8 Octobre - 7 Novembre 2020
C’est avec grand plaisir que McBride Contemporain présente Chutes chromatiques, une exposition en tandem des nouvelles toiles de David Blatherwick et Frédérique Ulman-Gagné. Fiers héritiers de l’abstraction lyrique, ces deux artistes ont condensé et repensé les bases de leurs influences et démarches à travers des années de recherches en atelier et en exposition. En effet, l’installation a toujours joué un rôle important dans leur exploration de l’abstraction et dans la production de nombreux corpus aux esthétiques et modes d’expression uniques. Autre élément majeur partagé par ces artistes : la couleur. Impressionnants coloristes et explorateurs dévoués, ils ont déployé tout au long de leur carrière une riche et résonnante palette à travers différentes stratégies picturales. Cette exposition présente un pénétrant aperçu de l’amplitude et de l’impact de leur technique. Par l’emploi subtil de couleurs vives et l’usage de tons plus doux comme gamme chromatique principale, les œuvres de Blatherwick et Ulman-Gagné offrent au spectateur une expérience originale, d’une beauté étrange et à la présentation unique. 
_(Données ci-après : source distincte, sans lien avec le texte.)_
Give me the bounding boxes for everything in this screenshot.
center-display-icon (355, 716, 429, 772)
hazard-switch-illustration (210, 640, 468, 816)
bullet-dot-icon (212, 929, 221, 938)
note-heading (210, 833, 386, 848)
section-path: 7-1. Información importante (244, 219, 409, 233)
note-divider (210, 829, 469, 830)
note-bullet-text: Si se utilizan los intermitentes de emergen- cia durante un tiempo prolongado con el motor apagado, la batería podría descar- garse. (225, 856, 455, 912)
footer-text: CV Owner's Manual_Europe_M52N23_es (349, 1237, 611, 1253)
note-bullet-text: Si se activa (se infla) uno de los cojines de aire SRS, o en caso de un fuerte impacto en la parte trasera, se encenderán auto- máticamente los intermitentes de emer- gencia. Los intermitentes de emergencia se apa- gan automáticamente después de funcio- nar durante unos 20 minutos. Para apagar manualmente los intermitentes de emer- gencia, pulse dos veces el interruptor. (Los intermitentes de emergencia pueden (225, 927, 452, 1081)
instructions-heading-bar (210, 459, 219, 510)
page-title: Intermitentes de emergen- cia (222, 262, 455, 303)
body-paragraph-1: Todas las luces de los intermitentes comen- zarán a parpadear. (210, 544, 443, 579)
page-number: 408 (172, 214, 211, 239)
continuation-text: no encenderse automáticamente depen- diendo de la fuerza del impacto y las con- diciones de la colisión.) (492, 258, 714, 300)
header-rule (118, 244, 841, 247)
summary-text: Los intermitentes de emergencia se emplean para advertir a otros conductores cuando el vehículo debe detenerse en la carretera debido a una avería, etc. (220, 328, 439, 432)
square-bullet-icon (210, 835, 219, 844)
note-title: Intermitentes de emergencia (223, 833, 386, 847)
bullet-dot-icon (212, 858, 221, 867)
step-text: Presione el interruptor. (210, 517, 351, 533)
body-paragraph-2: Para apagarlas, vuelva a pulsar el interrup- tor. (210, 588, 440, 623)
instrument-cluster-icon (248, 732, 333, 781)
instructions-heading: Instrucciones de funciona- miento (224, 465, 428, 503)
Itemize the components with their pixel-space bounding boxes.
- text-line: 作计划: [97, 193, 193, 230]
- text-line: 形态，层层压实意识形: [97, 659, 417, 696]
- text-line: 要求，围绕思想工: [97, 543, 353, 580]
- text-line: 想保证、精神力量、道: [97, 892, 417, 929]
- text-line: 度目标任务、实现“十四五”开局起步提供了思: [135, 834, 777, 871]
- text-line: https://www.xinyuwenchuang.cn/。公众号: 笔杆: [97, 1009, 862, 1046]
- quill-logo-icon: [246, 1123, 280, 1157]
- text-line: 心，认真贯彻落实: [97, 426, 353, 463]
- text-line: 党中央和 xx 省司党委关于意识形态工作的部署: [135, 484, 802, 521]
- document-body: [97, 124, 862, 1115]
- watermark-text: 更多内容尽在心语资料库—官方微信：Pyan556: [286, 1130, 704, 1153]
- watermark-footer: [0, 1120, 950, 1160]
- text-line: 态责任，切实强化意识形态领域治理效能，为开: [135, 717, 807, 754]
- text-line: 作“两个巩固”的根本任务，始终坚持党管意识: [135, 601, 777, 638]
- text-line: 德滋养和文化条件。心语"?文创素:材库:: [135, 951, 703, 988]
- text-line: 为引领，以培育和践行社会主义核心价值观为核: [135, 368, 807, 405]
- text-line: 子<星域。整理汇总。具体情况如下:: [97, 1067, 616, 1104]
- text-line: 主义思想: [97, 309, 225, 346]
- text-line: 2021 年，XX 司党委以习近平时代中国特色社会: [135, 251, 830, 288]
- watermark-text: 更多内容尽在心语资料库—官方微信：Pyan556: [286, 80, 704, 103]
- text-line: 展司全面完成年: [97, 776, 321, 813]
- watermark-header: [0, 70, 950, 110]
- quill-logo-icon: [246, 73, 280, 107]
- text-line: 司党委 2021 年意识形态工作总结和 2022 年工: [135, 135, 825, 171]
Les tableaux récents de David Blatherwick s’articulent autour d’un thème inhabituel pour l’artiste, reflet de son approche innovante en constante recherche de nouveaux sujets et compositions : le modèle-vivant. Après avoir fait un dessin d’observation d’après modèle, Blatherwick isole un détail formel particulièrement stimulant qui servira comme point de départ pour sa nouvelle œuvre. Toujours de manière libre, il construit le tableau par couches successives, à la recherche des combinaisons les plus surprenantes et expressives de formes, de textures, de couleurs. L’artiste en arrive ainsi à une composition finale, résultat d’une sensibilité formée par des années d’expérience. Sa palette aussi est libre et spontanée de nature, saisissant la singularité de chaque toile grâce à l’identité chromatique unique que l’artiste
a construite. Aussi étranges que rafraîchissants, ces tableaux récents d’une beauté presque déconcertante déploient leur élégance au fur et à mesure qu’on les contemple. 
 

Les œuvres d’Ulman-Gagné allient richesse chromatique et langage formel percutant pour générer chez le spectateur une impression de décalage quant à ce qu’il regarde. Un paysage, une scène, des objets et peut-être des personnages y apparaissent, s’effacent ou s’occultent partiellement, puis se rematérialisent sans que l’œil ne puisse les identifier ni les définir au-delà de ce qu’il perçoit de leurs propriétés formelles. L’artiste joue à la fois sur les motifs et leur perturbation pour générer une intrigue qui emprisonne le regard. Forme, espace, figure, sol, avant-plan et arrière-plan s’attirent et se repoussent, circulent et s’intervertissent à la surface du tableau jusqu’à atteindre le point d’équilibre désigné par l’artiste — équilibre qui incorpore toujours une certaine distorsion. L’emploi de motifs résolument décoratifs ne relève pas d’une surdétermination stylistique ou idéologique, plutôt l’artiste les met en scène en leur insufflant une vie qui leur est propre et un imaginaire d’autant plus riche. Son usage audacieux, voire bouillonnant, de la couleur achève de renforcer la brillance de ces effervescents tableaux.